Kentucky Governor Deflects Mass Shooter Blame


People are weird… blame everyone and everything else but the actual perpetrator when it comes to (not only but) mass shootings. Point the finger at blame, for whatever reason… maybe to get the heat off themselves, or to seem important.

A gun did not commit the Florida shooting, a video game did not, rock music did not… A deranged teenager did it. That’s where I stand at least… unlike Kentucky Governor Matt Bevin who thinks that, in fact, violent video games are to blame.

“There are video games that, yes, are listed for mature audiences, but kids play them and everybody knows it, and there’s nothing to prevent the child from playing them,” Bevin said in an interview on WHAS’ Leland Conway show Thursday morning.

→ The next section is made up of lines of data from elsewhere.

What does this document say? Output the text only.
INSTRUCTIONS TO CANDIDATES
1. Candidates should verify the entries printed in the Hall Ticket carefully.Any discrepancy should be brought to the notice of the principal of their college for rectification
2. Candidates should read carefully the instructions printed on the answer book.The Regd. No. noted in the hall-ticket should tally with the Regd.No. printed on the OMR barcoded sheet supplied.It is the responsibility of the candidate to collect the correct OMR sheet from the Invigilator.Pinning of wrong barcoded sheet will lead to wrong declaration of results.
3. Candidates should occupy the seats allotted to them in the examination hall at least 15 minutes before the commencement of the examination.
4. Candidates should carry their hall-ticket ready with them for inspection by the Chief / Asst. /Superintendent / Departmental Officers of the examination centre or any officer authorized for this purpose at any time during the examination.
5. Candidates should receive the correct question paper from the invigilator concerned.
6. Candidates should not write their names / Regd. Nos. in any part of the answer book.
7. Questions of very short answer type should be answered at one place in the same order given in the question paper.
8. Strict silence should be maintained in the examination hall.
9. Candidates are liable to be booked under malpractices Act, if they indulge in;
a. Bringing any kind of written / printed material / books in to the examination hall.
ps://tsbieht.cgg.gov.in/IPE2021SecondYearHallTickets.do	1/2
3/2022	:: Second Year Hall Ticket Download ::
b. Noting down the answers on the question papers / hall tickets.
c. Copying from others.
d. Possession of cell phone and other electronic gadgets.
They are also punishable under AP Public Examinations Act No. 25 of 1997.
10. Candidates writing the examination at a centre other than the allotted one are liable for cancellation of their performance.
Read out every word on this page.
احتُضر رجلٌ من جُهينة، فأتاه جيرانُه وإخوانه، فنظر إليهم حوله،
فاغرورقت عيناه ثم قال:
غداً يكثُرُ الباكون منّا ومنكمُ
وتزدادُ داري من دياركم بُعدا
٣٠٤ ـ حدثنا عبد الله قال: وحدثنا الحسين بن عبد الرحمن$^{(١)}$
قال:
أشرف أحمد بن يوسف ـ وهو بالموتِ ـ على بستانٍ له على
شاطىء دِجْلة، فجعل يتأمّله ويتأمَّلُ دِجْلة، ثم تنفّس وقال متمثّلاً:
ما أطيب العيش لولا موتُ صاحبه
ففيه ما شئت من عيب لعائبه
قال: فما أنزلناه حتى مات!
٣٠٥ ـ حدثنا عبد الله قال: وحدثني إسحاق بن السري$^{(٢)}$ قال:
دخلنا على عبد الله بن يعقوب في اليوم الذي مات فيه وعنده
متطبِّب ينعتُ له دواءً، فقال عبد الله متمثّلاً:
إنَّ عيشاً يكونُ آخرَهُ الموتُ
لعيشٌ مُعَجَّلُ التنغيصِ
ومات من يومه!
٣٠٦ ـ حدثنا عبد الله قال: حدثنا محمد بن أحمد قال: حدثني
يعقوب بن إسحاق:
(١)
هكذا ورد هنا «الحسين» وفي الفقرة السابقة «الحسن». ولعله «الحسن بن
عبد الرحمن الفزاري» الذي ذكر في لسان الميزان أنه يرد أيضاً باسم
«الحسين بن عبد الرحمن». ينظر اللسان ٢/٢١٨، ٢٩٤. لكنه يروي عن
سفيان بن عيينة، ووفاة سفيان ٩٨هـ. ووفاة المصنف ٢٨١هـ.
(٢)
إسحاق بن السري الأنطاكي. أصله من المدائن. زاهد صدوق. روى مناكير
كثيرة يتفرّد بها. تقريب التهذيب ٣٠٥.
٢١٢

“They celebrate the slaughtering of people. There are games that literally replicate and give people the ability to score points for doing the very same thing that these students are doing inside of schools, where you get extra points for finishing someone off who’s lying there begging for their life.” he continued.

“These are quote-unquote video games, and they’re forced down our throats under the guise of protected speech,” Conway continued, seemingly referring to a 2011 Supreme Court decision that prevents content-based restrictions on games.

“It’s garbage. It’s the same as pornography. They have desensitized people to the value of human life, to the dignity of women, to the dignity of human decency. We’re reaping what we’ve sown here.”

This guy clearly does not understand how widespread gaming is, especially war and shoot’em up games… if it were video games causing it, you would see A LOT more random and senseless killings, believe me.

This isn’t the first time Bevin has cited video games as a partial cause of school violence. In a Facebook video posted days after a January school shooting in Benton, Kentucky, Bevin included video games as part of the entertainment industry “filth” that is “desensitizing young people to the actual tragic reality and permanency of death.”